Learning c++ and trying to get familiar with some patterns. The signals2 doc clearly has a vast array of things I can do with slots and signals. What I don't understand is what types of applications (use cases) I should use it for.

I'm thinking along the lines of a state machine dispatching change events. Coming from a dynamically typed background (C#,Java etc) you'd use an event dispatcher or a static ref or a callback.

Are there difficulties in c++ with using cross-class callbacks? Is that essentially why signals2 exists?

One to the example cases is a document/view. How is this pattern better suited than say, using a vector of functions and calling each one in a loop, or say a lambda that calls state changes in registered listening class instances?

class Document
{
public:
    typedef boost::signals2::signal<void ()>  signal_t;

public:
    Document()
    {}

    /* Connect a slot to the signal which will be emitted whenever
      text is appended to the document. */
    boost::signals2::connection connect(const signal_t::slot_type &subscriber)
    {
        return m_sig.connect(subscriber);
    }

    void append(const char* s)
    {
        m_text += s;
        m_sig();
    }

    const std::string& getText() const
    {
        return m_text;
    }

private:
    signal_t    m_sig;
    std::string m_text;
};

and

class TextView
{
public:
    TextView(Document& doc): m_document(doc)
    {
        m_connection = m_document.connect(boost::bind(&TextView::refresh, this));
    }

    ~TextView()
    {
        m_connection.disconnect();
    }

    void refresh() const
    {
        std::cout << "TextView: " << m_document.getText() << std::endl;
    }
private:
    Document&               m_document;
    boost::signals2::connection  m_connection;
};
Was it helpful?

Solution

Boost.Signals2 is not just "an array of callbacks", it has a lot of added value.
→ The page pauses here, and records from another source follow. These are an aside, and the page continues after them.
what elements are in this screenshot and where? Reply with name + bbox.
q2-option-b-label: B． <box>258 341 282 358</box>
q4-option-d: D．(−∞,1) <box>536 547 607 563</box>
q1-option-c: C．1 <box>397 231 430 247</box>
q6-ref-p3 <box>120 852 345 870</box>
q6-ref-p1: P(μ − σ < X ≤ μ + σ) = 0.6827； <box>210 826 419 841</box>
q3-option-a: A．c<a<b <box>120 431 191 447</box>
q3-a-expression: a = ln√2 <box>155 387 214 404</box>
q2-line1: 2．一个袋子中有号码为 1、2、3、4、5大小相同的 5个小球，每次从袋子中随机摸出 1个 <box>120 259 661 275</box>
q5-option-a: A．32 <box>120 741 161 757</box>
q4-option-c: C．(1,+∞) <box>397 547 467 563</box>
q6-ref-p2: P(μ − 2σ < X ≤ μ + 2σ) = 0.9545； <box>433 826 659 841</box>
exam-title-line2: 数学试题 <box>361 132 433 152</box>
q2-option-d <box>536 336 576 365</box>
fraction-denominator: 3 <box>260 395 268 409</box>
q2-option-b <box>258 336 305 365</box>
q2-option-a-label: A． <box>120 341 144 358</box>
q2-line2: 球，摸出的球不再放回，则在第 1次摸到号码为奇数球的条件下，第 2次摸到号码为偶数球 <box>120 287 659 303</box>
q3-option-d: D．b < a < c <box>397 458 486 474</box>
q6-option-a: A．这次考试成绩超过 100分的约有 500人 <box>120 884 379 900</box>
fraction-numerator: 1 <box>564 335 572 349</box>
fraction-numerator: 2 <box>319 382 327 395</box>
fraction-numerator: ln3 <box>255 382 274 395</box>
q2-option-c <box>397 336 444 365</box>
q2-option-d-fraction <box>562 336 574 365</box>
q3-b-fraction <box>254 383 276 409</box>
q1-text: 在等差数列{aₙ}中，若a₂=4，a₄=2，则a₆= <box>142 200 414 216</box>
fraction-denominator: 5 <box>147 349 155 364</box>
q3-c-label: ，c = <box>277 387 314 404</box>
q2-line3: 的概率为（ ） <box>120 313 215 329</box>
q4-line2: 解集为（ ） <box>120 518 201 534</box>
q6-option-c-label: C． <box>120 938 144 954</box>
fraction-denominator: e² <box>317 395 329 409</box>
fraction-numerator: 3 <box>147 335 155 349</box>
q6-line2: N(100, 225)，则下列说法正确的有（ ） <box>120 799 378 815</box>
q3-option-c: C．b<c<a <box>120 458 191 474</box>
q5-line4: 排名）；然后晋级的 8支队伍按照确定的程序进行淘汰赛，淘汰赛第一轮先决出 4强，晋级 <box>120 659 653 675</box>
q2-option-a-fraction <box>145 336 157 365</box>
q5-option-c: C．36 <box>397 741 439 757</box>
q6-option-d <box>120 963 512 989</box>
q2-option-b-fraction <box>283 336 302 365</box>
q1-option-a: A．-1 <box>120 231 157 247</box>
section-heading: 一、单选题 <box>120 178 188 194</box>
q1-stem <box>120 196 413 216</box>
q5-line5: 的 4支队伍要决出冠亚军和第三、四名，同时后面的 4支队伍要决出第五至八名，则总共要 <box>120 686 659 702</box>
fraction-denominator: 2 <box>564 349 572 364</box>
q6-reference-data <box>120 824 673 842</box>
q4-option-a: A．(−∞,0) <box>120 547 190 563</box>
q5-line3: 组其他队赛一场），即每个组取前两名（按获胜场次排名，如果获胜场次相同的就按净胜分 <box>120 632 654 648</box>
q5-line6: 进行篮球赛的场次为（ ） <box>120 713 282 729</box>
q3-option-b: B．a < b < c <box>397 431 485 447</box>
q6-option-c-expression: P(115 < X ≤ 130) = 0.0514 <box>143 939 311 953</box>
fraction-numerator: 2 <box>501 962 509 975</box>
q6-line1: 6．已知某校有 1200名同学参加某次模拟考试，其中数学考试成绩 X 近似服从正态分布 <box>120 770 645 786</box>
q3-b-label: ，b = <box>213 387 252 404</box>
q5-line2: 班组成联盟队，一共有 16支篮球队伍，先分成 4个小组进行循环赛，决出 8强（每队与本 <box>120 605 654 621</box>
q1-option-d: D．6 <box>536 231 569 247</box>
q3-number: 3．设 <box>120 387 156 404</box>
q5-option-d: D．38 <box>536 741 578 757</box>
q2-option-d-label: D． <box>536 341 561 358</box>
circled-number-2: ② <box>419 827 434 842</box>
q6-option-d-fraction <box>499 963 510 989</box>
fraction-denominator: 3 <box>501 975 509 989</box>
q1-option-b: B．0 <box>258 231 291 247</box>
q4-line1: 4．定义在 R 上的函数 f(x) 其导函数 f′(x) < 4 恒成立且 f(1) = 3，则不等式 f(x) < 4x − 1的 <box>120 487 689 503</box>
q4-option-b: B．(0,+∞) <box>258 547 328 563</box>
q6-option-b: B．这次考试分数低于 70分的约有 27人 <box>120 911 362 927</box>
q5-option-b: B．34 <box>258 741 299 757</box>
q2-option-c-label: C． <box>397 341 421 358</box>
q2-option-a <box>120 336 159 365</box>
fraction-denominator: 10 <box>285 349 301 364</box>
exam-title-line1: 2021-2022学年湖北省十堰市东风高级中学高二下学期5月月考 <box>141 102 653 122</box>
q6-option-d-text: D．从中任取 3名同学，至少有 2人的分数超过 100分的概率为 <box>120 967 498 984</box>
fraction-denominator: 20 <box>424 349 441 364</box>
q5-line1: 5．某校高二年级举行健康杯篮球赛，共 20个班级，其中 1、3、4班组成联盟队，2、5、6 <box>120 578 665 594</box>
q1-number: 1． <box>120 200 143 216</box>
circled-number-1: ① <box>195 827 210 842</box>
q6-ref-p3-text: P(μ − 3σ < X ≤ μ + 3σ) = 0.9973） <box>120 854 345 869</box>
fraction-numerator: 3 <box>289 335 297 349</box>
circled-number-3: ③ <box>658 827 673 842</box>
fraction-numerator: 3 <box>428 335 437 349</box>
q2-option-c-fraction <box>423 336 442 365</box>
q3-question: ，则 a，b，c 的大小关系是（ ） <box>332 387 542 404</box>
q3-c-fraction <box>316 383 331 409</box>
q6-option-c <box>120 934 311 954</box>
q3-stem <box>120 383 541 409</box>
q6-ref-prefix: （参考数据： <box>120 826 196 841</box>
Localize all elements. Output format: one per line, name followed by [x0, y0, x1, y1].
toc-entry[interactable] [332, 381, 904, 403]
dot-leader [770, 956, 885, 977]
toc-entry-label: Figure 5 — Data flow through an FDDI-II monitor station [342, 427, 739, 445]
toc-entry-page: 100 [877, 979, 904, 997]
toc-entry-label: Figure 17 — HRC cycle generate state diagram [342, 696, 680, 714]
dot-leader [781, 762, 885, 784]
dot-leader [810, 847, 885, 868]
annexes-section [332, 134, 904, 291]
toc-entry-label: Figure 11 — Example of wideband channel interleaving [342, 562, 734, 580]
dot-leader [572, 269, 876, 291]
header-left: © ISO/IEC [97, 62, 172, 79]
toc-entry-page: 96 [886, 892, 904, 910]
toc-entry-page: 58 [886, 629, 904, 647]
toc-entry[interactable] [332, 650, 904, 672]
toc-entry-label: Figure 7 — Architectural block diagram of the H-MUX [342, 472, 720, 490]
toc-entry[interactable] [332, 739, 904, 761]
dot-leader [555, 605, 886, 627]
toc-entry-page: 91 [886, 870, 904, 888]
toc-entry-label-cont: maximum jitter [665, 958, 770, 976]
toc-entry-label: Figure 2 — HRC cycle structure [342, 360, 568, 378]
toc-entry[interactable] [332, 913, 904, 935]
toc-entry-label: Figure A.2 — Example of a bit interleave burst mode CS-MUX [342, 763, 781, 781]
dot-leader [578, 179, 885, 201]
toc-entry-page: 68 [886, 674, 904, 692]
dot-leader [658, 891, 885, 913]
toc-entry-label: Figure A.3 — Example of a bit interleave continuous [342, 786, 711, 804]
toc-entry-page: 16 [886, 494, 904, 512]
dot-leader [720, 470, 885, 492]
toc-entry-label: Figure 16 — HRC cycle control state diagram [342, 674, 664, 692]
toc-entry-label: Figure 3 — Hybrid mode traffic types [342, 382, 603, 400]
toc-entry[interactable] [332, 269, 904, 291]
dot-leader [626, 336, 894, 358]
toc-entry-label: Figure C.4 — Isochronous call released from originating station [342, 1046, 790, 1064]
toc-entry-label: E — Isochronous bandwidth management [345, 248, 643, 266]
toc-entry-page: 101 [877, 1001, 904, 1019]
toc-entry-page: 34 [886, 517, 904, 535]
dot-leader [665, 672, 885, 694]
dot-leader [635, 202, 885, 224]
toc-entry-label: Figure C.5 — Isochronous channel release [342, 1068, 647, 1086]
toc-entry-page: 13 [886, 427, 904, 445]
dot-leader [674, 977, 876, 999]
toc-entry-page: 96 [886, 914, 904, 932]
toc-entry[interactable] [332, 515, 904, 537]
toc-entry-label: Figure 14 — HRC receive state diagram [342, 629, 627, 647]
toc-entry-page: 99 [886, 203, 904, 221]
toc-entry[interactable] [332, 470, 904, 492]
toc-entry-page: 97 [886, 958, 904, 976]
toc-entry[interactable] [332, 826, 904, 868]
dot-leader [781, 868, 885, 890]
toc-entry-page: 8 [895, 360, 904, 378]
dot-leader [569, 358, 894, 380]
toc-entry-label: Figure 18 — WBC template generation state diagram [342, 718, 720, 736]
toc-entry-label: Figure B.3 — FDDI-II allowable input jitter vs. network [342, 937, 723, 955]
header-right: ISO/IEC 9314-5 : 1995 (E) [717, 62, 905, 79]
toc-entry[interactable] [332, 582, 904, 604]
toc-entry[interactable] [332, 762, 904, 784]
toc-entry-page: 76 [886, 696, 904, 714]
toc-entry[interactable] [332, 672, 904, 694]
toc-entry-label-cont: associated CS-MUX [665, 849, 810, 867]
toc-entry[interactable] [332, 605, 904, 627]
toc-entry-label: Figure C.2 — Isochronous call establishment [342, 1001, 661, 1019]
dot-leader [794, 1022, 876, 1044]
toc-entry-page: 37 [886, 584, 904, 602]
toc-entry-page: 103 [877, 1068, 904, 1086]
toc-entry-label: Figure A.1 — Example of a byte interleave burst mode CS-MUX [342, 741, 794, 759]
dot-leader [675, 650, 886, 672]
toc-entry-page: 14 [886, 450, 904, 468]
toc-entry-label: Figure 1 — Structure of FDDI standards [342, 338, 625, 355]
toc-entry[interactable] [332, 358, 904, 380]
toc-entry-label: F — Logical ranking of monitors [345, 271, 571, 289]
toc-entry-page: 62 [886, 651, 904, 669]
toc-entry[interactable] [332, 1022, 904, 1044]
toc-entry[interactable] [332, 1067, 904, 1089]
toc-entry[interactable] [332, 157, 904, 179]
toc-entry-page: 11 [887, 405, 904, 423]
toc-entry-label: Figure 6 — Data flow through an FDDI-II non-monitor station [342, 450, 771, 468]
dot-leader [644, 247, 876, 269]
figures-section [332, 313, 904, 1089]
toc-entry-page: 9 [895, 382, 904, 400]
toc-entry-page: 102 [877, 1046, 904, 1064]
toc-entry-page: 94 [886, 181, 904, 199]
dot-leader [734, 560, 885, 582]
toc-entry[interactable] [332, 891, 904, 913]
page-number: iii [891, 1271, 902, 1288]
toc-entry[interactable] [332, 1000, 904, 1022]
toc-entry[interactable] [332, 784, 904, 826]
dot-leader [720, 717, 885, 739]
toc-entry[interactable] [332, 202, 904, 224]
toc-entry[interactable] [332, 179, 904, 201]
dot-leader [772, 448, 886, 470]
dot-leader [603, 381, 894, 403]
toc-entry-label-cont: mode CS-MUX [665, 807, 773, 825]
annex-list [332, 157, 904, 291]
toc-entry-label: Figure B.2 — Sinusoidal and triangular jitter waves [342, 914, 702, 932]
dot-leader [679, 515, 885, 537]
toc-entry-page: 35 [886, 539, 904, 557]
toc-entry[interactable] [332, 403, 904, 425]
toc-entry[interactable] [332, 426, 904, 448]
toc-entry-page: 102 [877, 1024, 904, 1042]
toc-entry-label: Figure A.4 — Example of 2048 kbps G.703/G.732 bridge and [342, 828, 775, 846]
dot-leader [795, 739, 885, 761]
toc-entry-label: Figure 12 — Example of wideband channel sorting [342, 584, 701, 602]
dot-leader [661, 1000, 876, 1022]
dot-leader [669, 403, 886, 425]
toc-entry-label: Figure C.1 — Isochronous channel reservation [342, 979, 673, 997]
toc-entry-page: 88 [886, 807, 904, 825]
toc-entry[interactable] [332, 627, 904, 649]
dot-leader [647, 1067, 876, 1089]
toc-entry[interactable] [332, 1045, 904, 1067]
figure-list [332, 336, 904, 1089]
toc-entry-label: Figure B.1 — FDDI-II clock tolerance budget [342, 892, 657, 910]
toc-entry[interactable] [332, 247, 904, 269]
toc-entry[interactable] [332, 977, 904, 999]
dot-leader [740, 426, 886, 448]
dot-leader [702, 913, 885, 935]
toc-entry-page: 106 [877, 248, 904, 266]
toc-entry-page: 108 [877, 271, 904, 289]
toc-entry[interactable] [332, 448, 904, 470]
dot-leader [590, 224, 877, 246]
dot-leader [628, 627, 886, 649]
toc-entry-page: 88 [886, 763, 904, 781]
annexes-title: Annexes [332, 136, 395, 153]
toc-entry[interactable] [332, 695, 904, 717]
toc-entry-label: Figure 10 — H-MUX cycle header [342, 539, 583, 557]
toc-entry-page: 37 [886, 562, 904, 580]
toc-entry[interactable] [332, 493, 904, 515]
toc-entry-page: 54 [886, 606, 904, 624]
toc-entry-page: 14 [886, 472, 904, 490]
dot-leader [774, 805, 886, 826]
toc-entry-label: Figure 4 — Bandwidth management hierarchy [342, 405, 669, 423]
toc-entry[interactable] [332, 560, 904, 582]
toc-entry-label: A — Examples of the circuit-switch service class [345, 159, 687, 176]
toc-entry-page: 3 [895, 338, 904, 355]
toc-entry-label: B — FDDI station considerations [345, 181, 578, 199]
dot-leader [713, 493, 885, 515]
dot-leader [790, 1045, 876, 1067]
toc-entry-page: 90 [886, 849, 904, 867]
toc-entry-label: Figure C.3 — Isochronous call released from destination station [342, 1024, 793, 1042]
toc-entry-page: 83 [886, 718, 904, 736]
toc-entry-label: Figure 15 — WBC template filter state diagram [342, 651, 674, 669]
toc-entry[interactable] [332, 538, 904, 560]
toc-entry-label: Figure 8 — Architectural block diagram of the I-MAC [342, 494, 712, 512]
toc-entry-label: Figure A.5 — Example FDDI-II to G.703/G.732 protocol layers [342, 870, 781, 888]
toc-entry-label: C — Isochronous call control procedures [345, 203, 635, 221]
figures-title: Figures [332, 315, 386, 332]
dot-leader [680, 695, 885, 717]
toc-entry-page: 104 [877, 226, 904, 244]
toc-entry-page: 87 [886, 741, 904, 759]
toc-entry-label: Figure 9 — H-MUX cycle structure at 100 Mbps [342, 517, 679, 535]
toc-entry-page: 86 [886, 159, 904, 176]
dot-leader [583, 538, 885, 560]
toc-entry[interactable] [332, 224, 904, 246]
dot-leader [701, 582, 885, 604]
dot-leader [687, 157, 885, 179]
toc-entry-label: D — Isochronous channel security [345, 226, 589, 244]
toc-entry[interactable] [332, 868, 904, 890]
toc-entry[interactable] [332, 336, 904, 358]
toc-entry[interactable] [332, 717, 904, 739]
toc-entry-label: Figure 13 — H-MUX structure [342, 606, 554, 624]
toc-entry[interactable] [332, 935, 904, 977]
IMO, the most important points are:

  1. Thread-safety: several threads may connect/disconnect/invoke the same signal concurrently, without introducing race conditions. This is especially useful when communicating with an asynchronous subsystem, like an Active Object running in its own thread.
  2. connection and scoped_connection handles that allow disconnection without having direct access to the signal. Note that this is the only way to disconnect incomparable slots, like boost::function (or std::function).
  3. Temporary slot blocking. Provides a clean way to temporarily disable a listening module (eg. when a user requests to pause receiving messages in a view).
  4. Automatic slot lifespan tracking: a signal disconnects automatically from "expired" slots. Consider the situation when a slot is a binder referencing a non-copyable object managed by shared_ptrs:

    shared_ptr<listener> l = listener::create();
    auto slot = bind(&listener::listen, l.get()); // we don't want aSignal_ to affect `listener` lifespan
    aSignal_.connect(your_signal_type::slot_type(slot).track(l)); // but do want to disconnect automatically when it gets destroyed
    

Certainly, one can re-implement all the above functionality on his own "using a vector of functions and calling each one in a loop" etc, but the question is how it would be better than Boost.Signals2. Re-inventing the wheel is rarely a good idea.